Sono 200 miliardi di dollari, milione più milione meno. Il costo della guerra in Iraq per i contribuenti americani è una cifra costantemente in crescita. È il prezzo di un conflitto del quale nessuno ancora riesce a prevedere la fine, e che molti americani – come scrive David Brooks sul New York Times – considerano ormai unwinnable, impossibile da vincere. Se per il presidente Bush la condizione di un ritiro corrisponde alla formazione di un esercito nazionale iracheno, ironizza Frank Rich dalle pagine dello stesso quotidiano, «di questo passo i 138 mila soldati americani verranno sostituti da militari iracheni nel giro di un centinaio d’anni». «Vietnamizzazione », la chiama.
Strano destino per quella che i neoconservatori – ricorda l’analista Martin Sieff – avevano propagandato come «una guerra che si sarebbe ripagata da sola» attraverso il petrolio. Eppure l’enormità del costo, in termini economici, non regge il passo con l’attenzione riservata dai media al costo in termini di vite umane, così come è stato riportato alla ribalta dalle proteste di Cindy Sheehan.

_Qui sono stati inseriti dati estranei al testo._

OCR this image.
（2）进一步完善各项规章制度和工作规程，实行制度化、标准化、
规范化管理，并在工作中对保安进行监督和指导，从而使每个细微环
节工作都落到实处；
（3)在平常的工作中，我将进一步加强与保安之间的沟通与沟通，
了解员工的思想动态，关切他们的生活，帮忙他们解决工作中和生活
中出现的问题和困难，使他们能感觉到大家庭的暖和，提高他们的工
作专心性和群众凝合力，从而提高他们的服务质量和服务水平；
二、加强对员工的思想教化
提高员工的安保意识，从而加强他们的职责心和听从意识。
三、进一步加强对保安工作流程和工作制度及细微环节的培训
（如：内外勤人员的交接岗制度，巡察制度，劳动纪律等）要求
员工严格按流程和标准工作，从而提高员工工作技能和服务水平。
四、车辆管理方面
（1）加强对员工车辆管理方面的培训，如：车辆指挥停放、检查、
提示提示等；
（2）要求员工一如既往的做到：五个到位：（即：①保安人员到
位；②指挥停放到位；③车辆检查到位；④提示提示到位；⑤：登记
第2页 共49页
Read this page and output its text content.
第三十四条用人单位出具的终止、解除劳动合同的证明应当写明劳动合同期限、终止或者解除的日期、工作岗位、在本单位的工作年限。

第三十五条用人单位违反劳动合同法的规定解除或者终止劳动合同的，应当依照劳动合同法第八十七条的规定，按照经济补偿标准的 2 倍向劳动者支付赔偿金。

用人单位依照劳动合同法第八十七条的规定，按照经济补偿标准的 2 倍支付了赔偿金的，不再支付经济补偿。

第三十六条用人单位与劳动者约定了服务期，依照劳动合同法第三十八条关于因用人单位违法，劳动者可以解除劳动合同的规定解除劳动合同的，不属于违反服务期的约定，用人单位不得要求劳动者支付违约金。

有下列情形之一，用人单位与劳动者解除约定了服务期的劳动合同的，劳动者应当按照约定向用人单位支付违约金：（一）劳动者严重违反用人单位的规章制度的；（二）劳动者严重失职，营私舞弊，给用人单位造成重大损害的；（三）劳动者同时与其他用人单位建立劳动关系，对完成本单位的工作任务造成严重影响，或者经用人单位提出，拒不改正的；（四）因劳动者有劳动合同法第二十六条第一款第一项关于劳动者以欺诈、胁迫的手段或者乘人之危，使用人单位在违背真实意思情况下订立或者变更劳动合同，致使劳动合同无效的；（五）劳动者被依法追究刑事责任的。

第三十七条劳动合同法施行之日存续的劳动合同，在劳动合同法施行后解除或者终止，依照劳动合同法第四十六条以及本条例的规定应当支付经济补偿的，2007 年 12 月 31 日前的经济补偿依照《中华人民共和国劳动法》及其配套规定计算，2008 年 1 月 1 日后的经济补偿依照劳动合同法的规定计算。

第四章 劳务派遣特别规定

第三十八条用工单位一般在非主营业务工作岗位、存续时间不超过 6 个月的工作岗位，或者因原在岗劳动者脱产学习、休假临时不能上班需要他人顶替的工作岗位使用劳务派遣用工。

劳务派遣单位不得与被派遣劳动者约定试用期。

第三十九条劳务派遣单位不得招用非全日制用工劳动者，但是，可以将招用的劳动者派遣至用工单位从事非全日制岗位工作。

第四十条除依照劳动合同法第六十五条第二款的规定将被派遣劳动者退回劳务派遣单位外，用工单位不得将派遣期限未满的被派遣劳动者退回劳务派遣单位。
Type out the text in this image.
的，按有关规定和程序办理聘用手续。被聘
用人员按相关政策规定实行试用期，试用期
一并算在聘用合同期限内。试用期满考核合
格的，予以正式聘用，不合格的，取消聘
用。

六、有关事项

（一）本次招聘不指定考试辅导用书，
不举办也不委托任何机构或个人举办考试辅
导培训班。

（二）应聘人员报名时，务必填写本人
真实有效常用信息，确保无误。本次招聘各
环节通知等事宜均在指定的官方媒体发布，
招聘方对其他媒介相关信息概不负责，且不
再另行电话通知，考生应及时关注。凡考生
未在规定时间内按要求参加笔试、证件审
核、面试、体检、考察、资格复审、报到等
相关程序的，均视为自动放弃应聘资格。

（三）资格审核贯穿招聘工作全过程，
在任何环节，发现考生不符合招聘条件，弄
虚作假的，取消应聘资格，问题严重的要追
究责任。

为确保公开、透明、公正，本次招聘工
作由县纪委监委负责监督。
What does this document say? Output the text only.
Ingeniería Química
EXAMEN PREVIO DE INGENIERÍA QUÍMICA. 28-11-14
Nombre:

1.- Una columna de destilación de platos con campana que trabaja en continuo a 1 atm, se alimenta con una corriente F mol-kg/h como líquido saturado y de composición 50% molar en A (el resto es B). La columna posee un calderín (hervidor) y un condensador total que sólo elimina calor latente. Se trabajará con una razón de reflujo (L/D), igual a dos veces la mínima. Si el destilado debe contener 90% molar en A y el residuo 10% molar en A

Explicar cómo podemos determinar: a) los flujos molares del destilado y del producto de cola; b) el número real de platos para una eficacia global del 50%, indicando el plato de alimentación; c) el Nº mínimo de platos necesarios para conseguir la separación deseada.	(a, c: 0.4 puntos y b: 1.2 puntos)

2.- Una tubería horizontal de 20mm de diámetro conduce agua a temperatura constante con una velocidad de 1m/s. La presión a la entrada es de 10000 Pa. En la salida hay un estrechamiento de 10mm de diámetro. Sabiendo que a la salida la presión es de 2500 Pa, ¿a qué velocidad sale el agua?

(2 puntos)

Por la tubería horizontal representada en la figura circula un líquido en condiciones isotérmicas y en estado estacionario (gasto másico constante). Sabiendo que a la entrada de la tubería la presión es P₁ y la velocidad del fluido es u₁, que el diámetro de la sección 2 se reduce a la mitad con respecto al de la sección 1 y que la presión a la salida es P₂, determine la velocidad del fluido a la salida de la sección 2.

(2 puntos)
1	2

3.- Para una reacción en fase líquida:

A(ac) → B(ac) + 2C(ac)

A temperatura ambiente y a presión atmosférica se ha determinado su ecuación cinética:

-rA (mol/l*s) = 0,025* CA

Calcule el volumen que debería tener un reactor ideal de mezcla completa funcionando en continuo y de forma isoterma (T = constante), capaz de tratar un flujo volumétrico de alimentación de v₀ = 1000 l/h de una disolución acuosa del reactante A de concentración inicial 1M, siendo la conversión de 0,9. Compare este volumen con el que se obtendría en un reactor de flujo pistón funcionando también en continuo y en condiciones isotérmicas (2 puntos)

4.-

Gli americani non sembrano ancora rendersi conto dell’entità della spesa che si sta affrontando, forse perché attentamente mascherata. Staremo a vedere se la convocazione del segretario alla difesa, Donald Rumsfeld, per un’audizione davanti al senato servirà a portare la questione alla luce. Certo è che deputati e senatori sono piuttosto “ansiosi” di saperne di più, su quanto costi questa guerra. Risaliva già ad aprile l’emendamento proposto dal senatore democratico Robert Byrd alla bozza di legge da 81,9 miliardi di dollari in “fondi d’emergenza” (a sostegno degli sforzi in Iraq e Afghanistan, e di altre attività internazionali). Un emendamento col quale i ?rmatari chiedevano a Bush di sottoporre al Congresso entro il 1° settembre le stime dei costi a breve termine delle operazioni militari.

Si capisce il perché di tanta preoccupata curiosità: è di appena metà agosto la notizia che il Congressional Budget Office – il “cane da guardia fiscale” del Congresso     – avrebbe riscontrato per quest’anno un buco di 331 miliardi di dollari.
«Nel corso degli ultimi tre anni, l’amministrazione Bush ha presentato i tre peggiori deficit della storia», accusa il deputato John M. Spratt Jr. dell’House Budget Committee. E la situazione non è destinata a migliorare: stando ai dati del Cbo, il disavanzo sarà destinato a restare al di sopra dei 300 miliardi annui almeno fino al 2010 – ammesso che il costo della guerra in Iraq e in Afghanistan si mantenga sui livelli attuali.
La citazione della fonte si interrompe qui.